Sharma warns that “climate change did not take time off” during the pandemic, calling rising temperatures a “wake up call for all of us” that is “unequivocally” caused by human action.
He added: “The rapidly-changing climate is sounding an alarm to the world to step up on adaptation to address loss and damage, and to act now to keep 1.5 alive.
“We know that this Cop, Cop26, is our last, best hope to keep 1.5 in reach.”
“I believe that we can resolve the outstanding issues. We can move the negotiations forward and we can launch a decade of ever-increasing ambition and action.
“Together we can seize the enormous opportunities for green growth for good, green jobs for cheaper, cleaner power.
“We need to hit the ground running to develop the solutions that we need. And that work starts today – and we succeed or fail as one.”
Alok Sharma plays down Russian and Chinese absence
11:15 , Sami Quadri
China’s Xi Jinping and Russia’s Vladimir Putin have chosen not to attend COP26 in person.
The snub has been met with huge international criticism given their nations’ contributions to global emissions, with China producing an estimated 28% and Russia 5% of global C02 output.
But COP26 president Alok Sharma has played down the absence.
“If you look at what both President Xi and President Putin have announced, they have both announced net zero targets for the middle of the century,” he told Sky News’ Trevor Phillips On Sunday programme.
“Of course, the world leaders’ summit is really important – we’ve got over 120 world leaders coming from all over the globe – but of course what we are also going to have is two weeks of detailed negotiations and those teams are here, I’ve met with some of the representatives from Russia, from China, over the last few days.
“That is what is going to be really important, to get over the line these key negotiating issues.
“It is a chance, quite frankly, for all these countries to show leadership – this is the point where they have to stand up and be counted.”
Greta Thunberg says UK is not doing enough to combat climate change
11:11 , Sami Quadri
Climate activist Greta Thunberg has criticised the UK for failing to take “real action” against climate change.

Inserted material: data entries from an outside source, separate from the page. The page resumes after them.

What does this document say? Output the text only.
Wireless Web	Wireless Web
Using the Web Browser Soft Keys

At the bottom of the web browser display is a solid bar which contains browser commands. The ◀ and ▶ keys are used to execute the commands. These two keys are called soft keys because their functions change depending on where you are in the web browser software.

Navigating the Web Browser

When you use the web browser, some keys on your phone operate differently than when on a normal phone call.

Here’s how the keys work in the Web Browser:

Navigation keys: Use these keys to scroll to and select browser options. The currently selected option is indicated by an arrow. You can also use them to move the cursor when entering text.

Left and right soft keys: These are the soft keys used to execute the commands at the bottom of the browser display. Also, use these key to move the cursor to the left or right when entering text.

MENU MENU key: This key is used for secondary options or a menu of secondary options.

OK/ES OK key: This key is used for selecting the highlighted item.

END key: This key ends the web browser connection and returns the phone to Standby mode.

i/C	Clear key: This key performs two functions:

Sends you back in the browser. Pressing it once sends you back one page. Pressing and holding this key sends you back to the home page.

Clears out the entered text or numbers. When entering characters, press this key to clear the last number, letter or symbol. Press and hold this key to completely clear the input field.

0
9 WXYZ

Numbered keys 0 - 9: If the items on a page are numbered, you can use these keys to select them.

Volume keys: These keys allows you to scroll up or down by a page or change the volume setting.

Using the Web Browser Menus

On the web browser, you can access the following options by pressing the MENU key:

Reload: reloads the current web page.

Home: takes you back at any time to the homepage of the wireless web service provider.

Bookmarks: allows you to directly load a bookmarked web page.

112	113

Asked about Chancellor Rishi Sunak’s recent announcement that there would be a 50% cut in air passenger duty (APD) for domestic flights, the 18-year-old suggested it’s not enough.
She told Marr: “Of course we can’t talk about this in, like, one single policy and so on. But when you see a pattern of these policies, that all the time are avoiding taking real action, then I think you can draw conclusions from that pattern, that climate action is not really our main priority right now.”